Illus. credit: barnesandnoble.com
The electrical repairs have been done to satisfaction. I was anxious to see them done after having to wait a week for materials to be shipped here. There’s nothing available locally except the most rudimentary supplies, and everything else must come by FedEx or UPS truck, which we see in town every day. Sometimes you can drive the 200-miles round-trip to “The City”, but in this case, when the parts became as much electronic as electrical, what I needed wasn’t even available there. With the repairs done and the river beckoning, the winds piped up to twenty-five to forty miles per hour with higher gusts for the last two weeks. There’s nothing that can be done about it. This is just yet another example of how life gets in the way of living. If life and reality and encroaching ice don’t have a strangle-hold around your throat, get out there and share some time with nature.
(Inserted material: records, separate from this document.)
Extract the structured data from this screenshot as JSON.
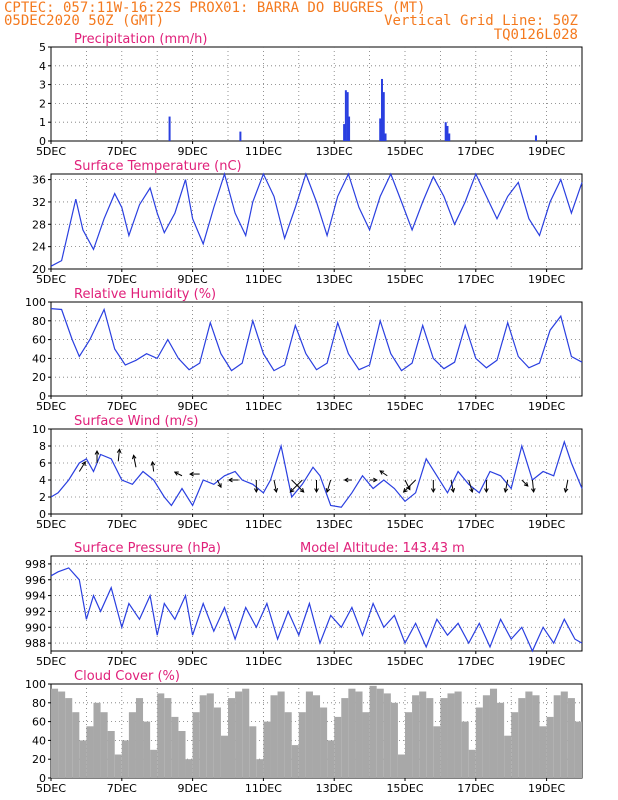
{
  "header": {
    "line1_left": "CPTEC:   057:11W-16:22S   PROX01: BARRA DO BUGRES (MT)",
    "line2_left": "05DEC2020 50Z (GMT)",
    "line2_right": "Vertical Grid Line: 50Z",
    "line3_right": "TQ0126L028"
  },
  "colors": {
    "header": "#f47a1f",
    "title": "#e0207a",
    "line": "#2a3fe0",
    "bar": "#2a3fe0",
    "cloud": "#a8a8a8",
    "grid": "#777777"
  },
  "x_tick_labels": [
    "5DEC",
    "7DEC",
    "9DEC",
    "11DEC",
    "13DEC",
    "15DEC",
    "17DEC",
    "19DEC"
  ],
  "chart_data": [
    {
      "type": "bar",
      "title": "Precipitation (mm/h)",
      "ylim": [
        0,
        5
      ],
      "yticks": [
        0,
        1,
        2,
        3,
        4,
        5
      ],
      "xlim": [
        5,
        20
      ],
      "bars": [
        {
          "x": 8.35,
          "y": 1.3
        },
        {
          "x": 10.35,
          "y": 0.5
        },
        {
          "x": 13.28,
          "y": 0.9
        },
        {
          "x": 13.33,
          "y": 2.7
        },
        {
          "x": 13.38,
          "y": 2.6
        },
        {
          "x": 13.42,
          "y": 1.3
        },
        {
          "x": 14.3,
          "y": 1.2
        },
        {
          "x": 14.35,
          "y": 3.3
        },
        {
          "x": 14.4,
          "y": 2.6
        },
        {
          "x": 14.45,
          "y": 0.4
        },
        {
          "x": 16.15,
          "y": 1.0
        },
        {
          "x": 16.2,
          "y": 0.8
        },
        {
          "x": 16.25,
          "y": 0.4
        },
        {
          "x": 18.7,
          "y": 0.3
        }
      ]
    },
    {
      "type": "line",
      "title": "Surface Temperature (nC)",
      "ylim": [
        20,
        37
      ],
      "yticks": [
        20,
        24,
        28,
        32,
        36
      ],
      "xlim": [
        5,
        20
      ],
      "x": [
        5.0,
        5.3,
        5.5,
        5.7,
        5.9,
        6.2,
        6.5,
        6.8,
        7.0,
        7.2,
        7.5,
        7.8,
        8.0,
        8.2,
        8.5,
        8.8,
        9.0,
        9.3,
        9.6,
        9.9,
        10.2,
        10.5,
        10.7,
        11.0,
        11.3,
        11.6,
        11.9,
        12.2,
        12.5,
        12.8,
        13.1,
        13.4,
        13.7,
        14.0,
        14.3,
        14.6,
        14.9,
        15.2,
        15.5,
        15.8,
        16.1,
        16.4,
        16.7,
        17.0,
        17.3,
        17.6,
        17.9,
        18.2,
        18.5,
        18.8,
        19.1,
        19.4,
        19.7,
        20.0
      ],
      "y": [
        20.5,
        21.5,
        27,
        32.5,
        27,
        23.5,
        29,
        33.5,
        31,
        26,
        31.5,
        34.5,
        30,
        26.5,
        30,
        36,
        29,
        24.5,
        31,
        37,
        30,
        26,
        32,
        37,
        33,
        25.5,
        31,
        37,
        32,
        26,
        33,
        37,
        31,
        27,
        33,
        37,
        32,
        27,
        32,
        36.5,
        33,
        28,
        32,
        37,
        33,
        29,
        33,
        35.5,
        29,
        26,
        32,
        36,
        30,
        35.5
      ]
    },
    {
      "type": "line",
      "title": "Relative Humidity (%)",
      "ylim": [
        0,
        100
      ],
      "yticks": [
        0,
        20,
        40,
        60,
        80,
        100
      ],
      "xlim": [
        5,
        20
      ],
      "x": [
        5.0,
        5.3,
        5.6,
        5.8,
        6.1,
        6.5,
        6.8,
        7.1,
        7.4,
        7.7,
        8.0,
        8.3,
        8.6,
        8.9,
        9.2,
        9.5,
        9.8,
        10.1,
        10.4,
        10.7,
        11.0,
        11.3,
        11.6,
        11.9,
        12.2,
        12.5,
        12.8,
        13.1,
        13.4,
        13.7,
        14.0,
        14.3,
        14.6,
        14.9,
        15.2,
        15.5,
        15.8,
        16.1,
        16.4,
        16.7,
        17.0,
        17.3,
        17.6,
        17.9,
        18.2,
        18.5,
        18.8,
        19.1,
        19.4,
        19.7,
        20.0
      ],
      "y": [
        93,
        92,
        60,
        42,
        60,
        92,
        50,
        33,
        38,
        45,
        40,
        60,
        40,
        28,
        35,
        78,
        45,
        27,
        35,
        80,
        45,
        27,
        33,
        75,
        45,
        28,
        35,
        78,
        45,
        28,
        33,
        80,
        45,
        27,
        35,
        75,
        40,
        29,
        36,
        75,
        40,
        30,
        38,
        78,
        42,
        30,
        35,
        70,
        85,
        42,
        36
      ]
    },
    {
      "type": "line",
      "title": "Surface Wind (m/s)",
      "ylim": [
        0,
        10
      ],
      "yticks": [
        0,
        2,
        4,
        6,
        8,
        10
      ],
      "xlim": [
        5,
        20
      ],
      "x": [
        5.0,
        5.2,
        5.5,
        5.8,
        6.0,
        6.2,
        6.4,
        6.7,
        7.0,
        7.3,
        7.6,
        7.9,
        8.2,
        8.4,
        8.7,
        9.0,
        9.3,
        9.6,
        9.9,
        10.2,
        10.4,
        10.7,
        11.0,
        11.2,
        11.5,
        11.8,
        12.1,
        12.4,
        12.6,
        12.9,
        13.2,
        13.5,
        13.8,
        14.1,
        14.4,
        14.7,
        15.0,
        15.3,
        15.6,
        15.9,
        16.2,
        16.5,
        16.8,
        17.1,
        17.4,
        17.7,
        18.0,
        18.3,
        18.6,
        18.9,
        19.2,
        19.5,
        19.7,
        20.0
      ],
      "y": [
        2.0,
        2.5,
        4.0,
        6.0,
        6.5,
        5.0,
        7.0,
        6.5,
        4.0,
        3.5,
        5.0,
        4.0,
        2.0,
        1.0,
        3.0,
        1.0,
        4.0,
        3.5,
        4.5,
        5.0,
        4.0,
        3.5,
        2.5,
        4.0,
        8.0,
        2.0,
        3.5,
        5.5,
        4.5,
        1.0,
        0.8,
        2.5,
        4.5,
        3.0,
        4.0,
        3.0,
        1.5,
        2.5,
        6.5,
        4.5,
        2.5,
        5.0,
        3.5,
        2.5,
        5.0,
        4.5,
        3.0,
        8.0,
        4.0,
        5.0,
        4.5,
        8.5,
        6.0,
        3.0
      ],
      "wind_vectors": [
        {
          "x": 5.8,
          "y": 5.0,
          "u": 0.5,
          "v": 0.8
        },
        {
          "x": 6.3,
          "y": 6.0,
          "u": 0.0,
          "v": 1.0
        },
        {
          "x": 6.9,
          "y": 6.2,
          "u": 0.1,
          "v": 1.0
        },
        {
          "x": 7.4,
          "y": 5.5,
          "u": -0.2,
          "v": 1.0
        },
        {
          "x": 7.9,
          "y": 5.0,
          "u": -0.1,
          "v": 0.8
        },
        {
          "x": 8.7,
          "y": 4.5,
          "u": -0.6,
          "v": 0.3
        },
        {
          "x": 9.2,
          "y": 4.7,
          "u": -0.8,
          "v": 0.0
        },
        {
          "x": 9.7,
          "y": 4.0,
          "u": 0.3,
          "v": -0.6
        },
        {
          "x": 10.3,
          "y": 4.0,
          "u": -0.8,
          "v": 0.0
        },
        {
          "x": 10.8,
          "y": 4.0,
          "u": 0.0,
          "v": -1.0
        },
        {
          "x": 11.3,
          "y": 4.0,
          "u": 0.2,
          "v": -1.0
        },
        {
          "x": 11.8,
          "y": 4.0,
          "u": 1.0,
          "v": -1.0
        },
        {
          "x": 12.1,
          "y": 4.0,
          "u": -1.0,
          "v": -1.0
        },
        {
          "x": 12.5,
          "y": 4.0,
          "u": 0.0,
          "v": -1.0
        },
        {
          "x": 12.9,
          "y": 4.0,
          "u": -0.3,
          "v": -1.0
        },
        {
          "x": 13.5,
          "y": 4.0,
          "u": -0.6,
          "v": 0.0
        },
        {
          "x": 14.0,
          "y": 4.0,
          "u": 0.6,
          "v": 0.0
        },
        {
          "x": 14.5,
          "y": 4.5,
          "u": -0.6,
          "v": 0.4
        },
        {
          "x": 15.0,
          "y": 4.0,
          "u": 0.4,
          "v": -0.8
        },
        {
          "x": 15.3,
          "y": 4.0,
          "u": -1.0,
          "v": -1.0
        },
        {
          "x": 15.8,
          "y": 4.0,
          "u": 0.0,
          "v": -1.0
        },
        {
          "x": 16.3,
          "y": 4.0,
          "u": 0.2,
          "v": -1.0
        },
        {
          "x": 16.8,
          "y": 4.0,
          "u": 0.3,
          "v": -1.0
        },
        {
          "x": 17.3,
          "y": 4.0,
          "u": 0.0,
          "v": -1.0
        },
        {
          "x": 17.9,
          "y": 4.0,
          "u": -0.2,
          "v": -1.0
        },
        {
          "x": 18.3,
          "y": 4.0,
          "u": 0.5,
          "v": -0.5
        },
        {
          "x": 18.6,
          "y": 4.0,
          "u": 0.1,
          "v": -1.0
        },
        {
          "x": 19.6,
          "y": 4.0,
          "u": -0.2,
          "v": -1.0
        }
      ]
    },
    {
      "type": "line",
      "title": "Surface Pressure (hPa)",
      "annotation": "Model Altitude: 143.43 m",
      "ylim": [
        987,
        999
      ],
      "yticks": [
        988,
        990,
        992,
        994,
        996,
        998
      ],
      "xlim": [
        5,
        20
      ],
      "x": [
        5.0,
        5.2,
        5.5,
        5.8,
        6.0,
        6.2,
        6.4,
        6.7,
        7.0,
        7.2,
        7.5,
        7.8,
        8.0,
        8.2,
        8.5,
        8.8,
        9.0,
        9.3,
        9.6,
        9.9,
        10.2,
        10.5,
        10.8,
        11.1,
        11.4,
        11.7,
        12.0,
        12.3,
        12.6,
        12.9,
        13.2,
        13.5,
        13.8,
        14.1,
        14.4,
        14.7,
        15.0,
        15.3,
        15.6,
        15.9,
        16.2,
        16.5,
        16.8,
        17.1,
        17.4,
        17.7,
        18.0,
        18.3,
        18.6,
        18.9,
        19.2,
        19.5,
        19.8,
        20.0
      ],
      "y": [
        996.5,
        997,
        997.5,
        996,
        991,
        994,
        992,
        995,
        990,
        993,
        991,
        994,
        989,
        993,
        991,
        994,
        989,
        993,
        989.5,
        992.5,
        988.5,
        992.5,
        990,
        993,
        988.5,
        992,
        989,
        993,
        988,
        991.5,
        990,
        992.5,
        989,
        993,
        990,
        991.5,
        988,
        990.5,
        987.5,
        991,
        989,
        990.5,
        988,
        990.5,
        987.5,
        991,
        988.5,
        990,
        987,
        990,
        988,
        991,
        988.5,
        988
      ]
    },
    {
      "type": "bar",
      "title": "Cloud Cover (%)",
      "ylim": [
        0,
        100
      ],
      "yticks": [
        0,
        20,
        40,
        60,
        80,
        100
      ],
      "xlim": [
        5,
        20
      ],
      "x": [
        5.0,
        5.2,
        5.4,
        5.6,
        5.8,
        6.0,
        6.2,
        6.4,
        6.6,
        6.8,
        7.0,
        7.2,
        7.4,
        7.6,
        7.8,
        8.0,
        8.2,
        8.4,
        8.6,
        8.8,
        9.0,
        9.2,
        9.4,
        9.6,
        9.8,
        10.0,
        10.2,
        10.4,
        10.6,
        10.8,
        11.0,
        11.2,
        11.4,
        11.6,
        11.8,
        12.0,
        12.2,
        12.4,
        12.6,
        12.8,
        13.0,
        13.2,
        13.4,
        13.6,
        13.8,
        14.0,
        14.2,
        14.4,
        14.6,
        14.8,
        15.0,
        15.2,
        15.4,
        15.6,
        15.8,
        16.0,
        16.2,
        16.4,
        16.6,
        16.8,
        17.0,
        17.2,
        17.4,
        17.6,
        17.8,
        18.0,
        18.2,
        18.4,
        18.6,
        18.8,
        19.0,
        19.2,
        19.4,
        19.6,
        19.8
      ],
      "values": [
        95,
        92,
        85,
        70,
        40,
        55,
        80,
        70,
        50,
        25,
        40,
        70,
        85,
        60,
        30,
        90,
        85,
        65,
        50,
        20,
        70,
        88,
        90,
        75,
        45,
        85,
        92,
        95,
        55,
        20,
        60,
        88,
        92,
        70,
        35,
        70,
        92,
        88,
        75,
        40,
        65,
        85,
        95,
        92,
        70,
        98,
        95,
        90,
        80,
        25,
        70,
        88,
        92,
        85,
        55,
        85,
        90,
        92,
        60,
        30,
        75,
        88,
        95,
        80,
        45,
        70,
        85,
        92,
        88,
        55,
        65,
        88,
        92,
        85,
        60
      ]
    }
  ]
}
If, however, you’re bound to your armchair, here’s a good tale to preserve your sanity and bide you over.
John Graves grew up along the upper-middle Brazos River of Northeast Texas. He returned after thirty years absence to paddle the river he knew before it disappeared beneath a series of dammed lakes. He launched his canoe just below Possum Kingdom Lake Dam, west of Palo Pinto, and started downstream. Making the trip with him was a six-month old, 12-pound dachshund pup. Graves admitted he wasn’t much of a dog for such a trip, but companionship was companionship. Throughout the book, the pup is known only as “passenger.”
As the river snakes around bends, past creeks, under bridges, by gravel bars, and past small towns, the author recounts the history and folklore that occurred there, from The People, as the Comanches called themselves, starving settlers, get-rich-quick tycoons, or as Graves put it, “cattle kings and horse thieves and half-breeds and whole sons of bitches and preachers in droves and sinners in swarms.” From the ol’ timers he knew as a kid and those he met in his travels, he uses the river and canoe as vehicles to carry you through the Wild West as it really was, not as it became in movies and dime novels.
For the paddler and camper, he shares his campfire with accounts of battling the winds, fishing the gravel bars, encountering people who wander into his camp or he meets while exploring about, and watching the geese, ducks, and deer that entertain him and passenger along the way. For example, he tells of the man who decided to noodle for a huge catfish that he knew lived in a cave under the river’s bank. Knowing the fish was too big to take by hand, he had a harpoon fashioned, and went noodling. He speared the fish, and in its haste to escape, it broke the man’s shoulder in two places. He had the harpoon cabled to a barrel, and as it went downstream, the fish was finally tuckered enough to be pulled ashore. It spun the scale’s needle to 117 pounds.
Or the day that Potts walked into his camp. “Potts lingered, watching me and the boat and glancing up toward my camp. It looks great, what I was doing, he said.” “I never did much of it. It looks like fun.” “He said he got most of his exercise mowing his lawn, and the winter before he had built a picket fence around his back yard…That was what he told me, or rather told himself in answer to the discontent that sat plain on him as he looked at me and the boat and the Brazos River. He said, ’There’s never enough time.’”
Graves even adds a little camp lore, like the camper’s choice in woods for a fire. Cottonwood and willow are too soft and are quickly devoured. Cedar burns up even faster, and gives a bad taste to food. Any elm will ruin the flavor of food. Ash is okay. Oak, red or white, makes a nice fire and is one of the most pleasing aromatic fuels. Live oak and any nut woods are about the best fuels, and if it’s available, mesquite puts the nicest finish on barbecued meat.